Tatu Aalto, the Senior Software Developer of F-Secure, tells a story about his journey in the software testing field. He is currently a lead developer of SeleniumLibrary and participating in the Browser Library as one of the core team members as well. Aalto shares his insights on software testing, open source, and outlines views for the future.
From accidental start to the role of the leading developer in Robot Framework SeleniumLibrary
Aalto started his career in software testing almost by accident. His first job was at Fujitsu which was called ICL Invia back then. He was still studying at the time and ICL informed immediately, they wouldn't hire first year students as coders. Aalto was offered a testing job and took the deal. That's where it all started.
Now Aalto is the lead developer of the SeleniumLibrary. SeleniumLibrary is a web testing library for Robot Framework that utilizes the Selenium tool internally. The basic principle in SeleniumLibrary is that one keyword does only one thing and does it well.
Aalto used SeleniumLibrary for the first time at the beginning of the 2010s. He wasn’t yet very familiar with test automation back then. Working with Selenium and Robot Framework architecture gave him the first experience of working with robots.
At the time, Aalto was working with a ship speed optimization system. It measured how fast the propeller needs to rotate so that the ship arrives at the port at the right time. The system also had a map that had to be able to mark a route. However, there weren't any functionalities ready for this in SeleniumLibrary yet. Variables such as map sizes, points on the map, and different screen sizes created challenges.
It took about a year after getting acquainted with SeleniumLibrary, to get a closer look at what is found under the hood, Aalto explains.
Aalto is working to better fit Selenium for browser testing
SeleniumLibrary has been maintained by many before Aalto. Several turning points in Selenium Library are also attached to the changes in Selenium. SeleniumLibrary also has certain limitations in automating test cases, although the limitations come more from Selenium:
- Selenium is bad at recognising when something should be done to a particular element, e.g., clicking. Selenium is in itself very good at doing various functions but usually does them too quickly. In this case, however, it must be ascertained whether the application under test is ready to receive that interaction.
- There are quite a few keywords in Selenium Library. Aalto has also been developing a Browser library that mimics assertion engine thinking. Here, keywords are based more on unit testing, meaning you can do more things with one keyword. In Selenium Library, more keywords are often needed to accomplish things.
Selenium is a very free architecture and SeleniumLibrary follows this as well. This means that the user is responsible for many aspects of environmental management. For example, the user must be able to choose the right browser and the right driver for the browser, making sure that the browser is installed correctly. Also, you must have the correct version of Selenium and SeleniumLibrary. Aalto mentions that many other libraries which do browser testing handle this simpler.
SeleniumLibrary is one of Robot Framework's biggest libraries. In addition, it is the king of the hill out of browser test frames. Mainly, because it has been around for over 10 years, so a lot of users know about it.

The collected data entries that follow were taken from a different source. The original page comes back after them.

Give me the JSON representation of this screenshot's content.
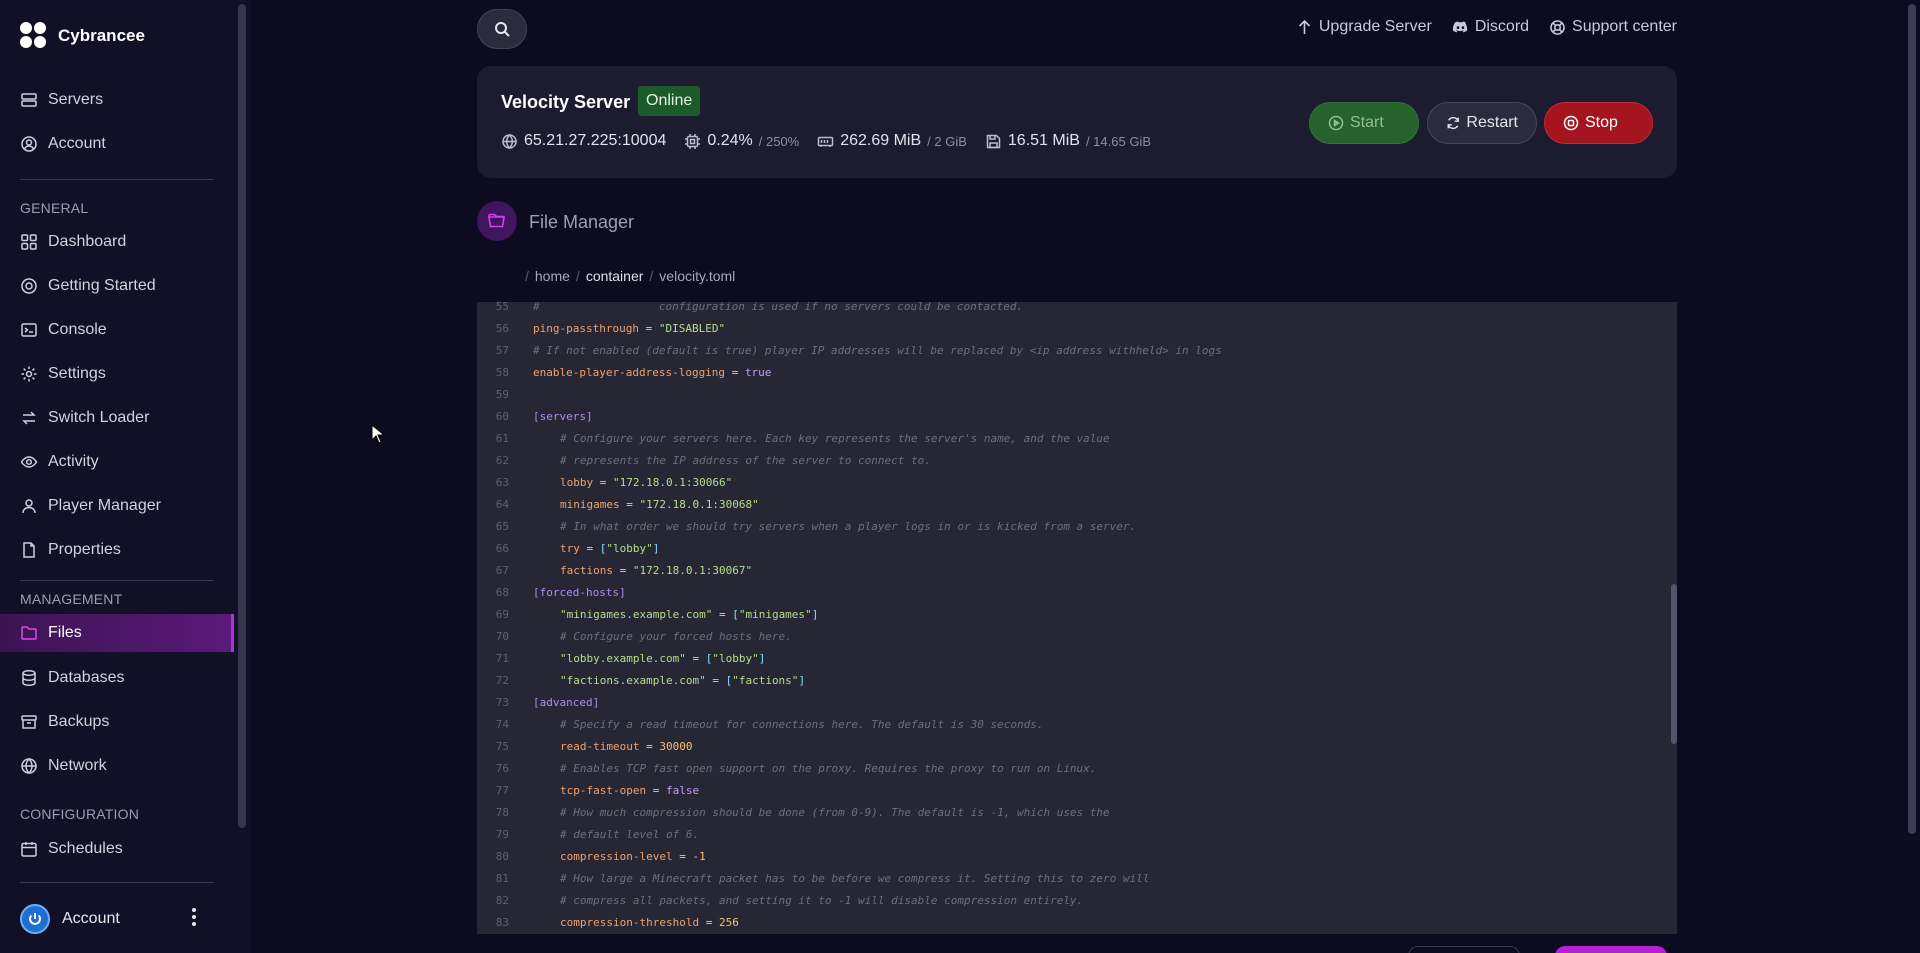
{
  "brand": {
    "name": "Cybrancee"
  },
  "sidebar": {
    "top_items": [
      {
        "label": "Servers"
      },
      {
        "label": "Account"
      }
    ],
    "sections": [
      {
        "title": "GENERAL"
      },
      {
        "title": "MANAGEMENT"
      },
      {
        "title": "CONFIGURATION"
      }
    ],
    "general": [
      {
        "label": "Dashboard"
      },
      {
        "label": "Getting Started"
      },
      {
        "label": "Console"
      },
      {
        "label": "Settings"
      },
      {
        "label": "Switch Loader"
      },
      {
        "label": "Activity"
      },
      {
        "label": "Player Manager"
      },
      {
        "label": "Properties"
      }
    ],
    "management": [
      {
        "label": "Files"
      },
      {
        "label": "Databases"
      },
      {
        "label": "Backups"
      },
      {
        "label": "Network"
      }
    ],
    "configuration": [
      {
        "label": "Schedules"
      }
    ],
    "account_label": "Account"
  },
  "topbar": {
    "links": [
      {
        "label": "Upgrade Server",
        "icon": "arrow-up-icon"
      },
      {
        "label": "Discord",
        "icon": "discord-icon"
      },
      {
        "label": "Support center",
        "icon": "lifebuoy-icon"
      }
    ]
  },
  "server": {
    "name": "Velocity Server",
    "status": "Online",
    "address": "65.21.27.225:10004",
    "cpu": "0.24%",
    "cpu_limit": "/ 250%",
    "memory": "262.69 MiB",
    "memory_limit": "/ 2 GiB",
    "disk": "16.51 MiB",
    "disk_limit": "/ 14.65 GiB",
    "buttons": {
      "start": "Start",
      "restart": "Restart",
      "stop": "Stop"
    },
    "colors": {
      "online": "#1d5a2a",
      "start": "#27612c",
      "stop": "#a4151f"
    }
  },
  "file_manager": {
    "title": "File Manager",
    "breadcrumb": {
      "root": "home",
      "folder": "container",
      "file": "velocity.toml"
    }
  },
  "editor": {
    "lines": [
      {
        "n": "55",
        "indent": 0,
        "tokens": [
          [
            "c-comment",
            "#                  configuration is used if no servers could be contacted."
          ]
        ]
      },
      {
        "n": "56",
        "indent": 0,
        "tokens": [
          [
            "c-key",
            "ping-passthrough"
          ],
          [
            "",
            " = "
          ],
          [
            "c-str",
            "\"DISABLED\""
          ]
        ]
      },
      {
        "n": "57",
        "indent": 0,
        "tokens": [
          [
            "c-comment",
            "# If not enabled (default is true) player IP addresses will be replaced by <ip address withheld> in logs"
          ]
        ]
      },
      {
        "n": "58",
        "indent": 0,
        "tokens": [
          [
            "c-key",
            "enable-player-address-logging"
          ],
          [
            "",
            " = "
          ],
          [
            "c-bool",
            "true"
          ]
        ]
      },
      {
        "n": "59",
        "indent": 0,
        "tokens": []
      },
      {
        "n": "60",
        "indent": 0,
        "tokens": [
          [
            "c-sec",
            "[servers]"
          ]
        ]
      },
      {
        "n": "61",
        "indent": 1,
        "tokens": [
          [
            "c-comment",
            "# Configure your servers here. Each key represents the server's name, and the value"
          ]
        ]
      },
      {
        "n": "62",
        "indent": 1,
        "tokens": [
          [
            "c-comment",
            "# represents the IP address of the server to connect to."
          ]
        ]
      },
      {
        "n": "63",
        "indent": 1,
        "tokens": [
          [
            "c-key",
            "lobby"
          ],
          [
            "",
            " = "
          ],
          [
            "c-str",
            "\"172.18.0.1:30066\""
          ]
        ]
      },
      {
        "n": "64",
        "indent": 1,
        "tokens": [
          [
            "c-key",
            "minigames"
          ],
          [
            "",
            " = "
          ],
          [
            "c-str",
            "\"172.18.0.1:30068\""
          ]
        ]
      },
      {
        "n": "65",
        "indent": 1,
        "tokens": [
          [
            "c-comment",
            "# In what order we should try servers when a player logs in or is kicked from a server."
          ]
        ]
      },
      {
        "n": "66",
        "indent": 1,
        "tokens": [
          [
            "c-key",
            "try"
          ],
          [
            "",
            " = "
          ],
          [
            "c-punct",
            "["
          ],
          [
            "c-str",
            "\"lobby\""
          ],
          [
            "c-punct",
            "]"
          ]
        ]
      },
      {
        "n": "67",
        "indent": 1,
        "tokens": [
          [
            "c-key",
            "factions"
          ],
          [
            "",
            " = "
          ],
          [
            "c-str",
            "\"172.18.0.1:30067\""
          ]
        ]
      },
      {
        "n": "68",
        "indent": 0,
        "tokens": [
          [
            "c-sec",
            "[forced-hosts]"
          ]
        ]
      },
      {
        "n": "69",
        "indent": 1,
        "tokens": [
          [
            "c-str",
            "\"minigames.example.com\""
          ],
          [
            "",
            " = "
          ],
          [
            "c-punct",
            "["
          ],
          [
            "c-str",
            "\"minigames\""
          ],
          [
            "c-punct",
            "]"
          ]
        ]
      },
      {
        "n": "70",
        "indent": 1,
        "tokens": [
          [
            "c-comment",
            "# Configure your forced hosts here."
          ]
        ]
      },
      {
        "n": "71",
        "indent": 1,
        "tokens": [
          [
            "c-str",
            "\"lobby.example.com\""
          ],
          [
            "",
            " = "
          ],
          [
            "c-punct",
            "["
          ],
          [
            "c-str",
            "\"lobby\""
          ],
          [
            "c-punct",
            "]"
          ]
        ]
      },
      {
        "n": "72",
        "indent": 1,
        "tokens": [
          [
            "c-str",
            "\"factions.example.com\""
          ],
          [
            "",
            " = "
          ],
          [
            "c-punct",
            "["
          ],
          [
            "c-str",
            "\"factions\""
          ],
          [
            "c-punct",
            "]"
          ]
        ]
      },
      {
        "n": "73",
        "indent": 0,
        "tokens": [
          [
            "c-sec",
            "[advanced]"
          ]
        ]
      },
      {
        "n": "74",
        "indent": 1,
        "tokens": [
          [
            "c-comment",
            "# Specify a read timeout for connections here. The default is 30 seconds."
          ]
        ]
      },
      {
        "n": "75",
        "indent": 1,
        "tokens": [
          [
            "c-key",
            "read-timeout"
          ],
          [
            "",
            " = "
          ],
          [
            "c-num",
            "30000"
          ]
        ]
      },
      {
        "n": "76",
        "indent": 1,
        "tokens": [
          [
            "c-comment",
            "# Enables TCP fast open support on the proxy. Requires the proxy to run on Linux."
          ]
        ]
      },
      {
        "n": "77",
        "indent": 1,
        "tokens": [
          [
            "c-key",
            "tcp-fast-open"
          ],
          [
            "",
            " = "
          ],
          [
            "c-bool",
            "false"
          ]
        ]
      },
      {
        "n": "78",
        "indent": 1,
        "tokens": [
          [
            "c-comment",
            "# How much compression should be done (from 0-9). The default is -1, which uses the"
          ]
        ]
      },
      {
        "n": "79",
        "indent": 1,
        "tokens": [
          [
            "c-comment",
            "# default level of 6."
          ]
        ]
      },
      {
        "n": "80",
        "indent": 1,
        "tokens": [
          [
            "c-key",
            "compression-level"
          ],
          [
            "",
            " = "
          ],
          [
            "c-num",
            "-1"
          ]
        ]
      },
      {
        "n": "81",
        "indent": 1,
        "tokens": [
          [
            "c-comment",
            "# How large a Minecraft packet has to be before we compress it. Setting this to zero will"
          ]
        ]
      },
      {
        "n": "82",
        "indent": 1,
        "tokens": [
          [
            "c-comment",
            "# compress all packets, and setting it to -1 will disable compression entirely."
          ]
        ]
      },
      {
        "n": "83",
        "indent": 1,
        "tokens": [
          [
            "c-key",
            "compression-threshold"
          ],
          [
            "",
            " = "
          ],
          [
            "c-num",
            "256"
          ]
        ]
      }
    ]
  }
}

It still has its challenges since other libraries handle some features better or easier, thus making testing easier. On the other hand, the possibilities for the future are outlined and the energy can be focused on making testing feel more like Puppeteer and Playwright.

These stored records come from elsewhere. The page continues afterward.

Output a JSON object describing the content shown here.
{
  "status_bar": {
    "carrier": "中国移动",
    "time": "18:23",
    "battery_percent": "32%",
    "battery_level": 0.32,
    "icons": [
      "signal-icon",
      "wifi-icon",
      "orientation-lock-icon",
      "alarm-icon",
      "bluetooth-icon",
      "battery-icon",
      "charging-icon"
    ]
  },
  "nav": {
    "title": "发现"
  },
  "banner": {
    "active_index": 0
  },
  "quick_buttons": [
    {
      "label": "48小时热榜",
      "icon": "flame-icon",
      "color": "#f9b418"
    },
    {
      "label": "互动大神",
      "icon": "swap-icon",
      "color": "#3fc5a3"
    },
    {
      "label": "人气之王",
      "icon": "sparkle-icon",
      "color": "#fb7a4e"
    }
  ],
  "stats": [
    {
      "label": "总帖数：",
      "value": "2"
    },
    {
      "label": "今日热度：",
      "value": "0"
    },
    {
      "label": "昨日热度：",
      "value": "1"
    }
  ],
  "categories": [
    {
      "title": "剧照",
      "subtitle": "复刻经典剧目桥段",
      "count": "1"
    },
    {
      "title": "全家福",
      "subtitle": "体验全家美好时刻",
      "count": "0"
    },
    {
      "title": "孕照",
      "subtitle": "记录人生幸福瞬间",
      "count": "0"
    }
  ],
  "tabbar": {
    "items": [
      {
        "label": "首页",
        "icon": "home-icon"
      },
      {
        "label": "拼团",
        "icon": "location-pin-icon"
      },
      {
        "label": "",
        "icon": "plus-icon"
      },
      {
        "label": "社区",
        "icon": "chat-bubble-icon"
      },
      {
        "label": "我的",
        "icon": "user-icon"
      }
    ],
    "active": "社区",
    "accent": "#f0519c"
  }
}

Exploratory testing will remain and automation is expanding to AI
Aalto thinks that the future of test automation looks interesting. There are hundreds of thousands of test runs per day on a single team alone, and on a good day, there may be a little less than 1000 failures. There have to be tools that will screen through the mass of test results in one way or another. Various visualizations and the use of artificial intelligence in data screening will be needed, as the amount of data is shocking. The amount of data is constantly increasing and huge amounts of it will come from test automation alone. It's necessary to start building and using tools that are able to decide whether you can release in production or not, is everything ok enough, and how to stabilize things.

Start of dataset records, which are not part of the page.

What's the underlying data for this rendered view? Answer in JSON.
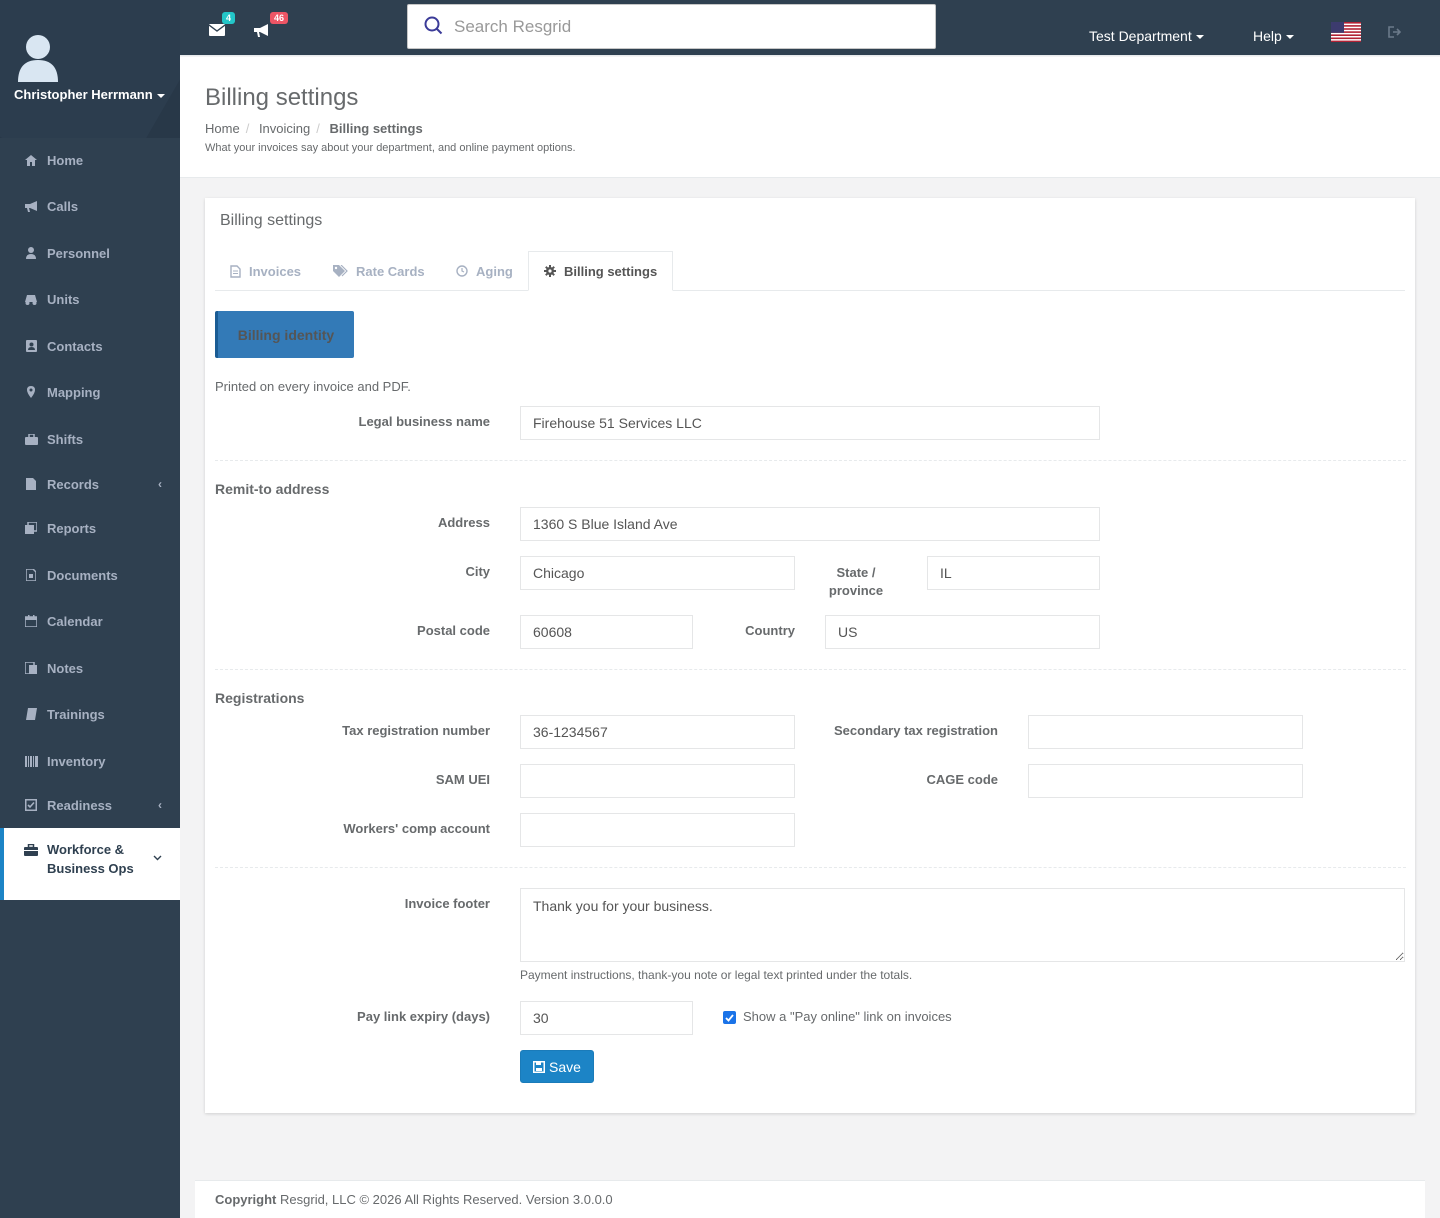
{
  "user": {
    "name": "Christopher Herrmann"
  },
  "sidebar": {
    "items": [
      {
        "label": "Home",
        "icon": "home-icon"
      },
      {
        "label": "Calls",
        "icon": "bullhorn-icon"
      },
      {
        "label": "Personnel",
        "icon": "user-icon"
      },
      {
        "label": "Units",
        "icon": "truck-icon"
      },
      {
        "label": "Contacts",
        "icon": "address-book-icon"
      },
      {
        "label": "Mapping",
        "icon": "map-marker-icon"
      },
      {
        "label": "Shifts",
        "icon": "shifts-icon"
      },
      {
        "label": "Records",
        "icon": "file-icon"
      },
      {
        "label": "Reports",
        "icon": "reports-icon"
      },
      {
        "label": "Documents",
        "icon": "document-icon"
      },
      {
        "label": "Calendar",
        "icon": "calendar-icon"
      },
      {
        "label": "Notes",
        "icon": "notes-icon"
      },
      {
        "label": "Trainings",
        "icon": "book-icon"
      },
      {
        "label": "Inventory",
        "icon": "barcode-icon"
      },
      {
        "label": "Readiness",
        "icon": "check-square-icon"
      }
    ],
    "active_item": {
      "label_line1": "Workforce &",
      "label_line2": "Business Ops",
      "icon": "briefcase-icon"
    }
  },
  "topbar": {
    "messages_count": "4",
    "calls_count": "46",
    "search_placeholder": "Search Resgrid",
    "department": "Test Department",
    "help": "Help"
  },
  "heading": {
    "title": "Billing settings",
    "breadcrumb": [
      "Home",
      "Invoicing",
      "Billing settings"
    ],
    "subtitle": "What your invoices say about your department, and online payment options."
  },
  "panel": {
    "title": "Billing settings",
    "tabs": [
      "Invoices",
      "Rate Cards",
      "Aging",
      "Billing settings"
    ],
    "identity_button": "Billing identity",
    "identity_hint": "Printed on every invoice and PDF."
  },
  "form": {
    "legal_name_label": "Legal business name",
    "legal_name_value": "Firehouse 51 Services LLC",
    "remit_heading": "Remit-to address",
    "address_label": "Address",
    "address_value": "1360 S Blue Island Ave",
    "city_label": "City",
    "city_value": "Chicago",
    "state_label_1": "State /",
    "state_label_2": "province",
    "state_value": "IL",
    "postal_label": "Postal code",
    "postal_value": "60608",
    "country_label": "Country",
    "country_value": "US",
    "registrations_heading": "Registrations",
    "tax_label": "Tax registration number",
    "tax_value": "36-1234567",
    "secondary_tax_label": "Secondary tax registration",
    "secondary_tax_value": "",
    "sam_label": "SAM UEI",
    "sam_value": "",
    "cage_label": "CAGE code",
    "cage_value": "",
    "workers_label": "Workers' comp account",
    "workers_value": "",
    "footer_label": "Invoice footer",
    "footer_value": "Thank you for your business.",
    "footer_hint": "Payment instructions, thank-you note or legal text printed under the totals.",
    "expiry_label": "Pay link expiry (days)",
    "expiry_value": "30",
    "pay_online_label": "Show a \"Pay online\" link on invoices",
    "pay_online_checked": true,
    "save_label": "Save"
  },
  "footer": {
    "copyright_bold": "Copyright",
    "copyright_text": "Resgrid, LLC © 2026 All Rights Reserved.",
    "version": "Version 3.0.0.0"
  },
  "colors": {
    "sidebar_bg": "#2f4050",
    "accent": "#1c84c6",
    "identity_button": "#337ab7",
    "messages_badge": "#23c6c8",
    "calls_badge": "#ed5565"
  }
}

Artificial intelligence can be utilized in testing in many different ways. Exploratory testing isn’t going anywhere, even if you get new tools to support it. Exploratory testing is still needed. Test automation just makes sure everything still works the way it did yesterday. The importance of test automation is going to grow. That is, the roles are growing and there will be people who do data analytics based on test automation, or who develop artificial intelligence products for you to do test automation with. The roles will only diversify.